Оборачиваюсь - Вацек! Рыжий Вацек! Тот самый, которого арестовали после 1 мая и выпустили в самый день свадьбы Юлькиной мамы и Степана Антоновича. Рыжий, веселый Вацек, друг Юльки. Да что друг Юльки - приятель Павла Григорьевича, их обоих и арестовали тогда в один день.
– Вацек!
– радуюсь я ему так, словно сквозь его рыжую голову мне видится круглое, как луна, улыбающееся лицо Месяца Месяцовича, Павла Григорьевича.
– Давно я вас не видала. Вот хорошо, что встретила!
– И я тоже радый!
– весело отзываемся Вацек.
– Учителя своего помните?
– Павла Григорьевича? Ну как же!
– Может, пишет он вам когда?
– Пишет, конечно. Он в Харькове. В университете учится. Скоро будет доктором...
– Ну, дай ему боже!
– говорит Вацек сердечно, от души.
– Он не вам одной учитель: все мы тут через него, можно сказать, свет увидали... А с Юленькой вы давно не встречалися?
– Давно!
– вздыхаю я.
– Ходила я к ней на той неделе в Ботанический сад. А там уж никого нету, и ресторан заколочен... Может, и уехали они в другой город? Они ведь собирались уезжать...
– Нет, не уехали еще. Хотите, покажу, где они живут? Тут близенько!..
Юлька радуется очень и мне и Вацеку.
– Ой, Саша, как хорошо!
– И тут же спохватывается: - А лучше бы ты вчера пришла!
– Почему?
– У меня вчера конфета была. А сегодня - нету: съела я ее.
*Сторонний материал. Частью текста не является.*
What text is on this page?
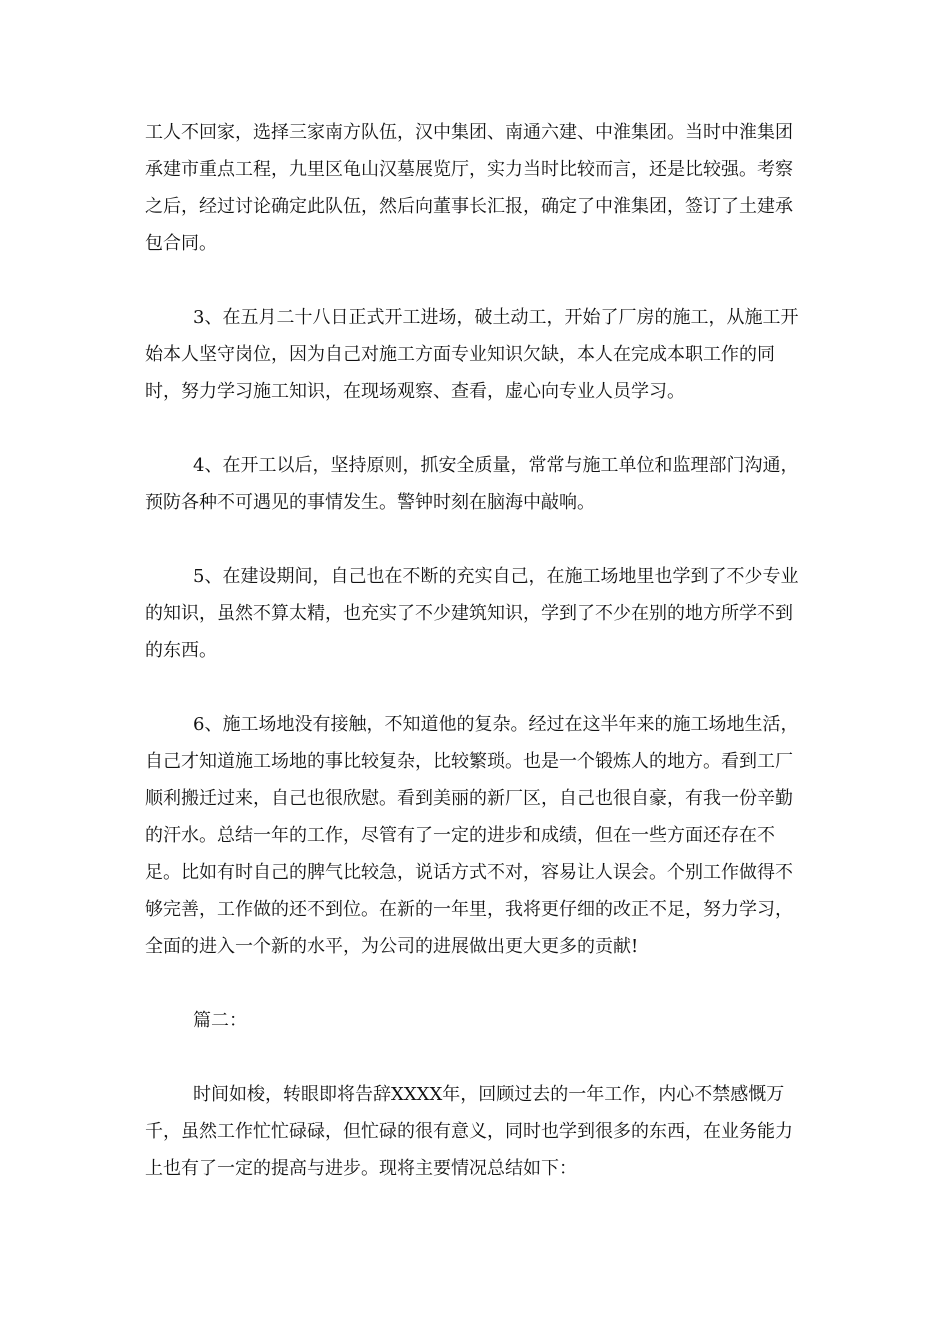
工人不回家，选择三家南方队伍，汉中集团、南通六建、中淮集团。当时中淮集团承建市重点工程，九里区龟山汉墓展览厅，实力当时比较而言，还是比较强。考察之后，经过讨论确定此队伍，然后向董事长汇报，确定了中淮集团，签订了土建承包合同。

3、在五月二十八日正式开工进场，破土动工，开始了厂房的施工，从施工开始本人坚守岗位，因为自己对施工方面专业知识欠缺，本人在完成本职工作的同时，努力学习施工知识，在现场观察、查看，虚心向专业人员学习。

4、在开工以后，坚持原则，抓安全质量，常常与施工单位和监理部门沟通，预防各种不可遇见的事情发生。警钟时刻在脑海中敲响。

5、在建设期间，自己也在不断的充实自己，在施工场地里也学到了不少专业的知识，虽然不算太精，也充实了不少建筑知识，学到了不少在别的地方所学不到的东西。

6、施工场地没有接触，不知道他的复杂。经过在这半年来的施工场地生活，自己才知道施工场地的事比较复杂，比较繁琐。也是一个锻炼人的地方。看到工厂顺利搬迁过来，自己也很欣慰。看到美丽的新厂区，自己也很自豪，有我一份辛勤的汗水。总结一年的工作，尽管有了一定的进步和成绩，但在一些方面还存在不足。比如有时自己的脾气比较急，说话方式不对，容易让人误会。个别工作做得不够完善，工作做的还不到位。在新的一年里，我将更仔细的改正不足，努力学习，全面的进入一个新的水平，为公司的进展做出更大更多的贡献!

篇二：

时间如梭，转眼即将告辞XXXX年，回顾过去的一年工作，内心不禁感慨万千，虽然工作忙忙碌碌，但忙碌的很有意义，同时也学到很多的东西，在业务能力上也有了一定的提高与进步。现将主要情况总结如下：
Чисто выскобленный стол покрыт газетным листом. Вацек тычет пальцем в напечатанный в газете портрет Николая Второго.
– С обновкой, Юленька, поздравляю! С новым царем!
– говорит он насмешливо.
– Разве он плохой?
– спрашивает Юлька.
– А пес его знает!
– беспечно говорит Вацек.
– Плохой, хороший - нам все одно. Хуже нам от него не будет. Ну, куда еще хуже, чем теперь живем?
– Татуся мой говорит: лучше не будет, а хуже всегда может быть! рассудительно возражает Юлька.
– А вдруг будет лучше?
– спрашиваю я.
– Ни!
– решительно отрезает Вацек.
– Это паны думают - новый царь их позовет, вместе с царем управлять будут! Позовет он их, как же!